A Breakthrough for Antarctic Research

“It’s a big relief.”
That’s how Karl Erb, head of National Science Foundation’s Office of Polar Programs, sums up the feelings of most researchers at McMurdo Station, the headquarters of U.S. scientific research in Antarctica. The station was in danger of having its operations limited–or even of being shuttered–for at least this austral summer after the Swedish government recently announced that they would not be able to provide the Oden, the icebreaker/research vessel that the NSF has been leasing and which has been carving a path to McMurdo since 2006. Sweden claimed it needed to keep the vessel close to home after two consecutive severe winters bottled up shipping lanes in the Baltic Sea. (More recently, the Swedish government announced a five-year agreement to lease the ship to Finland for use in the Baltic’s Gulf of Bothnia.)

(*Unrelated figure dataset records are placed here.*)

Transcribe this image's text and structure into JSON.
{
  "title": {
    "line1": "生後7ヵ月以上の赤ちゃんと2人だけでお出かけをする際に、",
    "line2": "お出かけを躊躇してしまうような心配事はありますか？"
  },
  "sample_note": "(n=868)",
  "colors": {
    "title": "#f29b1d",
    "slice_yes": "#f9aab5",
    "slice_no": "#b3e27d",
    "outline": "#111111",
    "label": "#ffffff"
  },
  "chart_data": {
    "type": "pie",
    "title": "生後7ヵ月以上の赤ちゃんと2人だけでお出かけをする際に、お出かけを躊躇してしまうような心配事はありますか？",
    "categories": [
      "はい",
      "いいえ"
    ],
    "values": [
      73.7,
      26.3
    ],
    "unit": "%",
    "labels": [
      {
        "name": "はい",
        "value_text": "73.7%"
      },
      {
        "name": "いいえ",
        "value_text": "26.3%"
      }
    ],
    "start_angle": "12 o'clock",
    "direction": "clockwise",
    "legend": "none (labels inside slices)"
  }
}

So the NSF, which oversees the U.S. Antarctic Program, looked elsewhere. Unfortunately, the three U.S. Coast Guard icebreakers are unable to handle the task: one is scheduled for decommission this month, one is being renovated and won’t be ready for at least two years, and the third is simply not designed for such a strenuous task as breaking through to McMurdo. With time running out to guarantee shipment of fuel and other supplies necessary to keep McMurdo operating through this austral summer, the NSF secured an agreement with a Russian vessel, the Vladimir Ignatyuk, to cut through the ice this year, and perhaps for the following two years if it’s needed. The Ignatyuk has carried out similar duties for other nations in the past, but unlike the Oden, it is not a research vessel. Scientists hoping to conduct ship-based research will have to scramble to hitch a ride on other vessels headed for the Antarctic region.